Ich hoffe ich konnte ein wenig Hilfestellung leisten. 



KaYon hat gesagt.:


> Wie mache ich das am besten, kenne mich in Java noch nicht so gut aus :/


 Kennst du dich in anderen Sprache aus?


----------



## Java20134 (12. Mai 2016)

Du erstellst eine Textdatei mit einem beliebigem Namen. Anschließend schreibst du deine Fragen in die Datei im folgendem Format: Frage: Antwort1, Antwort2, Antwort3, Antwort4, richtigeAntwort.
Nun kannst du mit dem BufferedReader jede Zeile einzeln herauslesen und bspw. einer Klasse Datenbank zuzuordnen. Du ordnest der Datenbank dann bspw. ein Objekt vom Typ Question hinzu und diese Klasse enthält die Frage und die Antworten mit der richtigen Antwort.
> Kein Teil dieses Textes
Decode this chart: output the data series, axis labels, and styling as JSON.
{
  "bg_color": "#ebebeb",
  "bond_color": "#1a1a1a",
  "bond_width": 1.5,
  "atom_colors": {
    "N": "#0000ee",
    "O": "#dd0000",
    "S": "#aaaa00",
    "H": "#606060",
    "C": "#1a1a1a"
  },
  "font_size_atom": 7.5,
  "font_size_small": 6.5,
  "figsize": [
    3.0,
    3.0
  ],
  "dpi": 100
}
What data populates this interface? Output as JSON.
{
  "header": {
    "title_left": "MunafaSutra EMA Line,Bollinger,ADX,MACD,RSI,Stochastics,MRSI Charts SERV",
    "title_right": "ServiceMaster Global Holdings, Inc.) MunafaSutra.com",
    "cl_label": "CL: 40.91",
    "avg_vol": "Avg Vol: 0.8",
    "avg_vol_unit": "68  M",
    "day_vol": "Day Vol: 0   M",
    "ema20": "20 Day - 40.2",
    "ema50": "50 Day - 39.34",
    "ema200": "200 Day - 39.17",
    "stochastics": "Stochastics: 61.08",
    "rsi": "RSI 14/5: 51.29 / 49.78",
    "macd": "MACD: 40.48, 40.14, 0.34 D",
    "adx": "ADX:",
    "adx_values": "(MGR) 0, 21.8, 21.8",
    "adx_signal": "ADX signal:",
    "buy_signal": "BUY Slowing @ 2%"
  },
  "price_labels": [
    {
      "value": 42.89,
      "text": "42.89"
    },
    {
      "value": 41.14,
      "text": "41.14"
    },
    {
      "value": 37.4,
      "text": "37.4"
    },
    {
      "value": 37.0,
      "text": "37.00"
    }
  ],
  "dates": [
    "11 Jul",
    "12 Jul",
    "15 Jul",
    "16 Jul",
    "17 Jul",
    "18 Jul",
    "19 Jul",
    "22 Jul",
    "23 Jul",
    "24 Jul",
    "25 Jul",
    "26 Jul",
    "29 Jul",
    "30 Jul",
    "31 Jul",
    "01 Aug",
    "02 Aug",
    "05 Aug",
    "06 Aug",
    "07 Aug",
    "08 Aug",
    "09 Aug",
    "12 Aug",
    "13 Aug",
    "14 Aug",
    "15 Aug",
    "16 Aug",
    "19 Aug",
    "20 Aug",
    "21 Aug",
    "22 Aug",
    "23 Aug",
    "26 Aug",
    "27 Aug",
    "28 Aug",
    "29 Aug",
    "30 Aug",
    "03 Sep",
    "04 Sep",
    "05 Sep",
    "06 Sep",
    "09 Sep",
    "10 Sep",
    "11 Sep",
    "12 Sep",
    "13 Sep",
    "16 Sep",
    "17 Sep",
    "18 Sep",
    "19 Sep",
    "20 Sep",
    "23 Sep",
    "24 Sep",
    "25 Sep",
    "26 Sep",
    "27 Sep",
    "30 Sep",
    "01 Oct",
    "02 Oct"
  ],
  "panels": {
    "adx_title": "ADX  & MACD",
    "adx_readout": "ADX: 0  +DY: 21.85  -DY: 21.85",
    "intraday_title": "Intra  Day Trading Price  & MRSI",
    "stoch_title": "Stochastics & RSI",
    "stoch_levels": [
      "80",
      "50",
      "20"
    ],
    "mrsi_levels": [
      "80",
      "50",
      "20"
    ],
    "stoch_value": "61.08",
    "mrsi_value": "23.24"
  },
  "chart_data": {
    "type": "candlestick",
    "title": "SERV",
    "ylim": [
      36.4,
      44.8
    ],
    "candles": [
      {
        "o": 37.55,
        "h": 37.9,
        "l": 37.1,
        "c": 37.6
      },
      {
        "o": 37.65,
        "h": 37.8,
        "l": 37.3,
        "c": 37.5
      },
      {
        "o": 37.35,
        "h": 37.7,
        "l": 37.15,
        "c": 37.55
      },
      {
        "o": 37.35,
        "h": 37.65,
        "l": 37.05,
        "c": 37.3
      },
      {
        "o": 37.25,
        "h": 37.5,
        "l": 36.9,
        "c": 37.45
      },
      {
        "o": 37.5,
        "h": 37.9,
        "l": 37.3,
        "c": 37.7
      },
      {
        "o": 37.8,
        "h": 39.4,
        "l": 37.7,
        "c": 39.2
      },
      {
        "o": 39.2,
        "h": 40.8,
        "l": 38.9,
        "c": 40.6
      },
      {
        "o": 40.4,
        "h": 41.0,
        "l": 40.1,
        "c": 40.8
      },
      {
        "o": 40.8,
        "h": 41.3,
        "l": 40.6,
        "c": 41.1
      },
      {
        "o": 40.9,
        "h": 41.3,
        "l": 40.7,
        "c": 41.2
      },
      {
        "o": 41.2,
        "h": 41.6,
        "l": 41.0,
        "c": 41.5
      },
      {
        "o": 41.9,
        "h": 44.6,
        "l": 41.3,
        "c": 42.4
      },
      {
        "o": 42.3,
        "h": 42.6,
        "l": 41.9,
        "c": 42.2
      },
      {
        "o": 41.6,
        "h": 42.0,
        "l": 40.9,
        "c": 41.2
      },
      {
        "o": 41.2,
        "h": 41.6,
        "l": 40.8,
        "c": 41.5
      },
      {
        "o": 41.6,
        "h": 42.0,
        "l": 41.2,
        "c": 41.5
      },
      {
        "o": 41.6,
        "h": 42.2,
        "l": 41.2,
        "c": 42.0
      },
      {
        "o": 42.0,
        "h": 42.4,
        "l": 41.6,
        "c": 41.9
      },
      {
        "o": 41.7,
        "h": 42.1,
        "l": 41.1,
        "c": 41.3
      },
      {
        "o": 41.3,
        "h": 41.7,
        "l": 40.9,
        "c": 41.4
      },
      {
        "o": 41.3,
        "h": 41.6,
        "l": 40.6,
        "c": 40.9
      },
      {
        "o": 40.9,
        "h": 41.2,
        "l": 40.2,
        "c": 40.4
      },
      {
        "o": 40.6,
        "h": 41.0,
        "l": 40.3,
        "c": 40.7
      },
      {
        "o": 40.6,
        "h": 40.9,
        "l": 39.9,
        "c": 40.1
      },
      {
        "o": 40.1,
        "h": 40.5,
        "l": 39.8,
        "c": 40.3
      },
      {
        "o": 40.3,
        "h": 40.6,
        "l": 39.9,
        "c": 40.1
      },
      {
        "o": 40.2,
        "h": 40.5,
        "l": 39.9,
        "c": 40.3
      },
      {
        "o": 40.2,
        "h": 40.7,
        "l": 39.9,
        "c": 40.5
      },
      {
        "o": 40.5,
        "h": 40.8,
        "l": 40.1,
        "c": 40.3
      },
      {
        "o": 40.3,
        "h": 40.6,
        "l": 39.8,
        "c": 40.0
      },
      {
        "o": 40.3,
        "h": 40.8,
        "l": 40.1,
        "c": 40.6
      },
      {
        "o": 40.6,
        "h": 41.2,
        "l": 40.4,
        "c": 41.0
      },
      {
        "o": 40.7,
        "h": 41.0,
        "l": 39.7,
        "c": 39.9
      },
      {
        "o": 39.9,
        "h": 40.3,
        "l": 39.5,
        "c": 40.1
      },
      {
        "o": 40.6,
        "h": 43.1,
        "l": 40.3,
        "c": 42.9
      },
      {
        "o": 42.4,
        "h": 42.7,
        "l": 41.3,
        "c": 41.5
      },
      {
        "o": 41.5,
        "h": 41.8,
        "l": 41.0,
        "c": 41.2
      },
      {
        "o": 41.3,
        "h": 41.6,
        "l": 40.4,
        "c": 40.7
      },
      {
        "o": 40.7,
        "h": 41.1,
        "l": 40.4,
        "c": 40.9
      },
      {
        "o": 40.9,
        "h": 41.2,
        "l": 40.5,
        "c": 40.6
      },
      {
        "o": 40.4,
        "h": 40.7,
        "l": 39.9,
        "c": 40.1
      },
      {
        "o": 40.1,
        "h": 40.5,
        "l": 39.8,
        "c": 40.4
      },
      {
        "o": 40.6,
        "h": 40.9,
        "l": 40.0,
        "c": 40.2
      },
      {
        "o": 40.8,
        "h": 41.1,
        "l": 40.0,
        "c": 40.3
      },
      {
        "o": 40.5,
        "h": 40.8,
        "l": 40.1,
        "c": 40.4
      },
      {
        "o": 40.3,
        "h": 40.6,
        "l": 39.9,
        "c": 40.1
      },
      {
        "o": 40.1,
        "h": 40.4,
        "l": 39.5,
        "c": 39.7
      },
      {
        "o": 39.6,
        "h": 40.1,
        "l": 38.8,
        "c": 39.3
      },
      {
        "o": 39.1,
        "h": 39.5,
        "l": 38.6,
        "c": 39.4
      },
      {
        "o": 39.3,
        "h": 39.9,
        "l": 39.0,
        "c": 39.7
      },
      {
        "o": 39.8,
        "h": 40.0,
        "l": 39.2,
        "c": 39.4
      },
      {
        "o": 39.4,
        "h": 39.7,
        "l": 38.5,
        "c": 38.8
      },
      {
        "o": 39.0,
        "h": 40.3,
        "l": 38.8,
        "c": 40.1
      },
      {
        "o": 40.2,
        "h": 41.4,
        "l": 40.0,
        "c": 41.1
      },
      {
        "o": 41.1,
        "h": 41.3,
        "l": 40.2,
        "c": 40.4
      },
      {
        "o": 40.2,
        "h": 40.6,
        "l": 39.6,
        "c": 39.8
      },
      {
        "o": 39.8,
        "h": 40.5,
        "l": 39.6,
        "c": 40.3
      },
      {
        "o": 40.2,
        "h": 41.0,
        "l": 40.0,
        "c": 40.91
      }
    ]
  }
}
Die Klasse Datenbank enthält nun eine Liste mit allen Fragen und es gibt eine Methode, wo eine pseudozufällige Question zurückgegeben werden kann.

```
public class Question {
     private String question;
     private String[] answers;
     private int correctAnswer;

     //setter und getter Methoden
}

public class DataBank {
     private ArrayList<Question> questions;
     //oder JavaFX
     private ObservableList<Question> questions;

     public void addQuestion(Question q){
          questions.add(q);
     }

     public Question getRandomQuestion(){
          int random = Math.random()*questions.size();
          return question.get(random);
     }
}
```


----------



## KaYon (12. Mai 2016)

Vielen Dank für eure Antworten, ich werde das gleich mal ausprobieren.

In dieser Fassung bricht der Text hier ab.